Esmal 18/11/2010 - 11:21:09
"Não vou fazer feijoada na casa da branca, vou virar juíza e voltar aqui”
Juíza Luislinda falou sobre discriminação racial durante palestra da Semana da Consciência Negra

Primeira juíza negra emociona ouvintes durante palestra contra racismo Primeira juíza negra emociona ouvintes durante palestra contra racismo Caio Loureiro

     A juíza baiana Luislinda Valois emocionou o público que foi prestigiar o segundo dia de apresentações da Semana Esmal da Consciência Negra nesta quarta-feira (17). O auditório estava repleto de um público diverso, desde militantes pelas causas das ditas minorias até autoridades do Poder Público alagoano. Com a palestra “A Mulher Negra nos Três Poderes da República”, a juíza discorreu sobre o racismo, sobretudo contra as mulheres negras e nordestinas.

     “Luto pelos ‘PPPs’, aqueles que são chamados de ‘pretos, pobres e periféricos’. Luto pelas mulheres negras e nordestinas porque são as mais discriminadas do País, inclusive, luto pela inclusão de mais mulheres na magistratura”, afirmou Luislinda, que foi a primeira mulher negra a exercer o cargo de magistrada, em 1984, e a proferir uma sentença contra o racismo no Brasil.
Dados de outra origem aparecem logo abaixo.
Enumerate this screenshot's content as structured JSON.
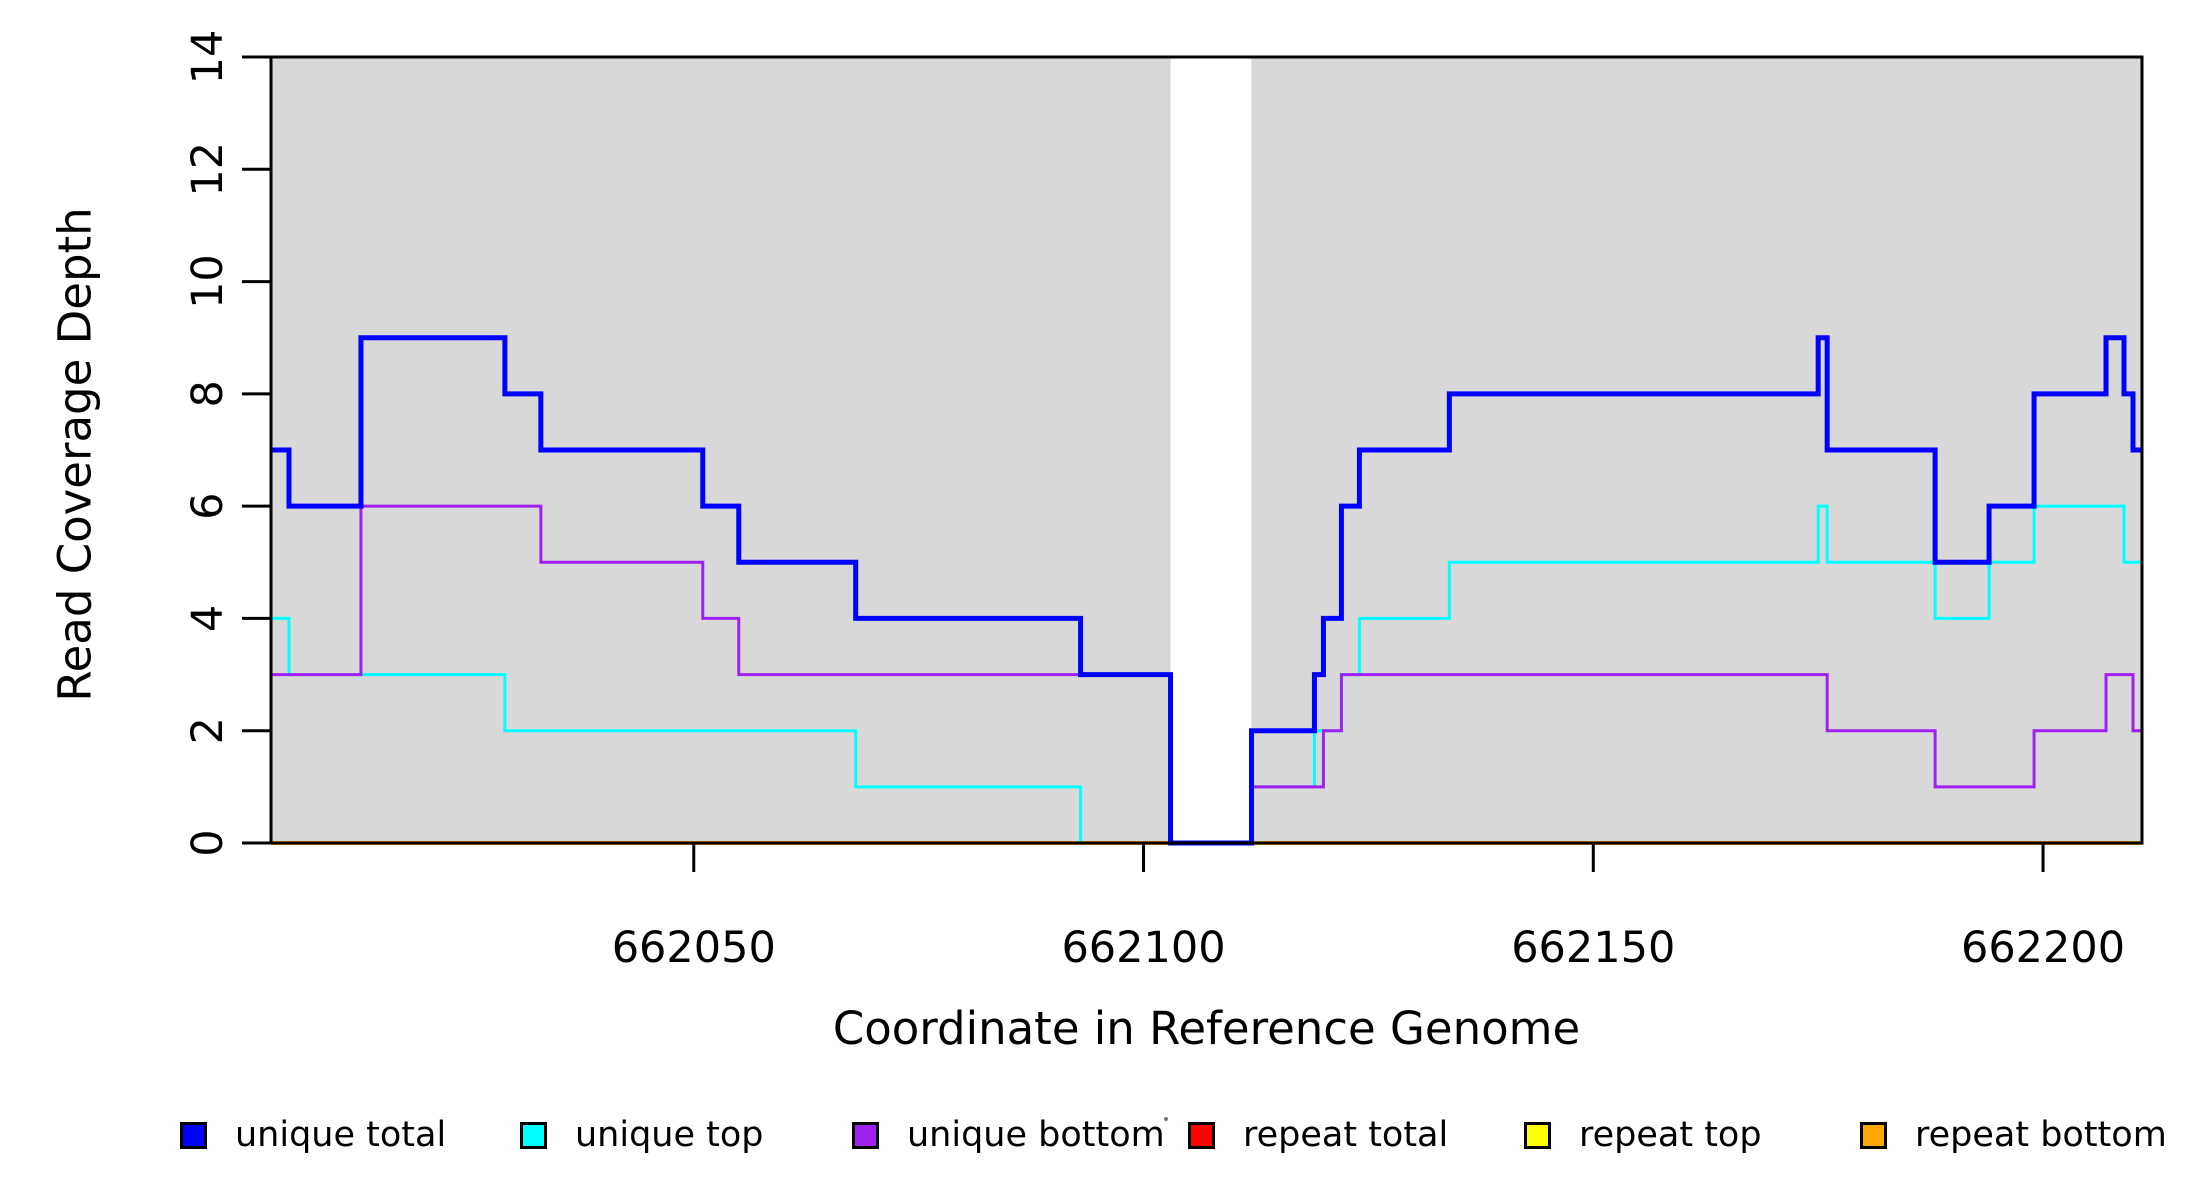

     Em meio a uma palestra emocionante, a magistrada não conteve as lágrimas ao relembrar de um preconceito sofrido por ela quando ainda era criança. A juíza afirmou que seus pais não tinham dinheiro para comprar o material da escola e, por isso, seu professor opinou que seria melhor ela parar de estudar e ir fazer “feijoada na casa da branca”. Com a voz embargada, Luislinda comentou que saiu aos prantos, mas voltou e respondeu: “eu não vou fazer ‘feijoada na casa da branca’; eu vou estudar, virar juíza e voltar aqui”, relatou, arrancando uma salva de palmas da plateia.

     A magistrada também abordou a condição de conformidade dos nordestinos; relembrou o papel de Zumbi dos Palmares para a história dos negros no Brasil; respondeu a questionamentos da plateia sobre a condição vulnerável da mulher negra na pós-escravidão, dentre outras temáticas.

     “Participar deste momento em Alagoas é algo gratificante, pois aqui é a terra de Zumbi, a terra da Consciência Negra. É marcante na minha vida, mais um passo que dou na luta pelas ditas minorias”, afirmou Luislinda, enfatizando que “estar neste Estado, onde o Poder Judiciário é comandado por uma mulher, é luxuoso demais”.

     Histórico Premiado

     Luislinda Valois reativou dezenas de Juizados Especiais em municípios da Bahia, criou a Justiça Itinerante - sala de audiência instalada dentro de um ônibus que atende os bairros carentes de Salvador e Feira de Santana - e o Juizado Itinerante Marítimo, que conduz profissionais até as ilhas da Bahia. Coordenou ainda o Balcão de Justiça e Cidadania e levou a lei às comunidades quilombolas e aos índios. Nas horas livres, Luislinda dá palestras em escolas públicas para que os jovens conheçam seus direitos e deveres.

     O Programa Justiça, Escola e Cidadania, idealizado por ela, atingiu mais de 5 mil estudantes. Sua militância também se estende à escrita: publicou o livro “O Negro no Século XXI”, uma reflexão sobre a participação dos afrodescendentes na sociedade atual, lançado na Escola Superior da Magistratura (Esmal) na IV Bienal Internacional do Livro de Alagoas.

     A magistrada baiana também é vencedora do Prêmio Claudia 2010 na categoria Políticas Públicas.